I'd like to turn the call over to Neal Patterson for any closing comments he might have.
Neal Patterson
Thanks, Marc. Thanks to all of you all for staying on here with us and the very good questions. Just a couple comments. If you look at the quarter, I think that this was a very good quarter. Frankly, we're in a very good environment. There's no question the stimulus had -- kind of changed a not as good environment to a very good environment. That’s got a fairly long tail to it, so that takes through the -- basically, when you add the stages together and the length of the stages, that takes it through the really middle part of this decade. The things you didn't really ask about are the bigger questions around health reform. How do we fundamentally take the health system in this country -- and every other country has asked the same question, and how does -- what is the health system we’re going to leave our kids. Those are big, profound questions. The fact that we're digitizing healthcare in this era is going to create a whole bunch of opportunities, in our opinion. So the one question they actually had told me that if it comes, I get, was the United Healthcare's acquisition in the HIT space and frankly, I think if you asked them -- I didn’t, they didn't call us and share with us their thoughts, but there’s platform that is going to be created once the digitization happens and there's an opportunity for a platform and I think other people see that. There's not a lot of people see that, but we've shared with you our ideas about that quite a bit, and in there is just we believe a lot of opportunities for the last half of the decade.

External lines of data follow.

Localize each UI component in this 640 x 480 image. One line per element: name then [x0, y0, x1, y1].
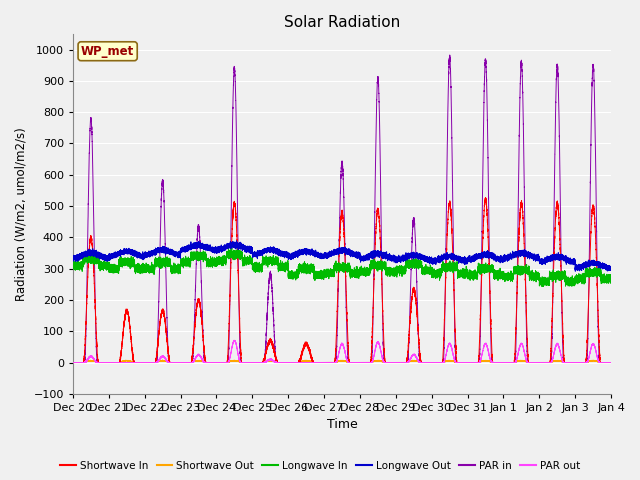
Longwave Out [572, 268, 579, 274]
Shortwave In [509, 360, 516, 365]
Title: Solar Radiation: Solar Radiation [284, 15, 400, 30]
Shortwave In [69, 360, 77, 365]
Longwave Out [474, 253, 481, 259]
Shortwave Out [502, 360, 509, 365]
Shortwave Out [97, 360, 105, 365]
Line: PAR out: PAR out [73, 340, 611, 362]
Longwave Out [69, 258, 77, 264]
Longwave In [413, 260, 420, 265]
Shortwave Out [488, 360, 496, 365]
Shortwave Out [607, 360, 615, 365]
Longwave In [474, 270, 481, 276]
Shortwave In [502, 360, 509, 365]
PAR in [502, 360, 509, 365]
PAR in [413, 270, 420, 276]
Shortwave Out [474, 360, 481, 365]
Shortwave In [488, 351, 496, 357]
Longwave In [225, 244, 232, 250]
Longwave Out [502, 254, 509, 260]
Line: Shortwave In: Shortwave In [73, 198, 611, 362]
Line: Longwave Out: Longwave Out [73, 241, 611, 271]
Shortwave Out [413, 358, 420, 363]
PAR in [488, 360, 496, 365]
Longwave In [97, 263, 105, 269]
Longwave Out [97, 253, 105, 259]
PAR out [607, 360, 615, 365]
PAR out [230, 337, 238, 343]
Shortwave In [97, 360, 105, 365]
Shortwave Out [409, 357, 417, 363]
PAR in [509, 360, 516, 365]
Shortwave In [474, 360, 481, 365]
X-axis label: Time: Time [326, 419, 357, 432]
Legend: Shortwave In, Shortwave Out, Longwave In, Longwave Out, PAR in, PAR out: Shortwave In, Shortwave Out, Longwave In… [56, 456, 584, 475]
PAR out [413, 355, 420, 361]
Longwave Out [413, 252, 420, 258]
PAR out [474, 360, 481, 365]
Longwave In [509, 276, 516, 281]
PAR in [69, 360, 77, 365]
Line: Shortwave Out: Shortwave Out [73, 360, 611, 362]
PAR out [509, 360, 516, 365]
Longwave Out [509, 252, 516, 258]
PAR in [446, 52, 454, 58]
Shortwave In [482, 195, 490, 201]
Text: WP_met: WP_met [81, 45, 134, 58]
PAR out [97, 360, 105, 365]
Longwave In [69, 264, 77, 270]
Longwave Out [607, 264, 615, 270]
Longwave In [502, 275, 509, 280]
Shortwave Out [509, 360, 516, 365]
Longwave Out [488, 253, 496, 259]
Line: Longwave In: Longwave In [73, 247, 611, 287]
Shortwave In [413, 303, 420, 309]
Longwave In [488, 265, 496, 271]
Longwave Out [233, 238, 241, 244]
PAR in [97, 360, 105, 365]
Longwave In [540, 284, 547, 289]
Longwave In [607, 277, 615, 283]
Line: PAR in: PAR in [73, 55, 611, 362]
Y-axis label: Radiation (W/m2, umol/m2/s): Radiation (W/m2, umol/m2/s) [15, 127, 28, 301]
Shortwave Out [69, 360, 77, 365]
Shortwave In [607, 360, 615, 365]
PAR in [607, 360, 615, 365]
PAR out [488, 360, 496, 365]
PAR out [69, 360, 77, 365]
PAR out [502, 360, 509, 365]
PAR in [474, 360, 481, 365]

So I think you saw the results of a good environment. I think you saw the results of a pretty good business plan and pretty good set of business strategies, and I think you saw a very good execution on this quarter. So with that, I'll let you go back to your day jobs. Thank you very much. Good luck. See you -- talk to you next quarter.
Operator
Ladies and gentlemen, that concludes today's conference. Thank you for your participation. You may now disconnect. Have a great day.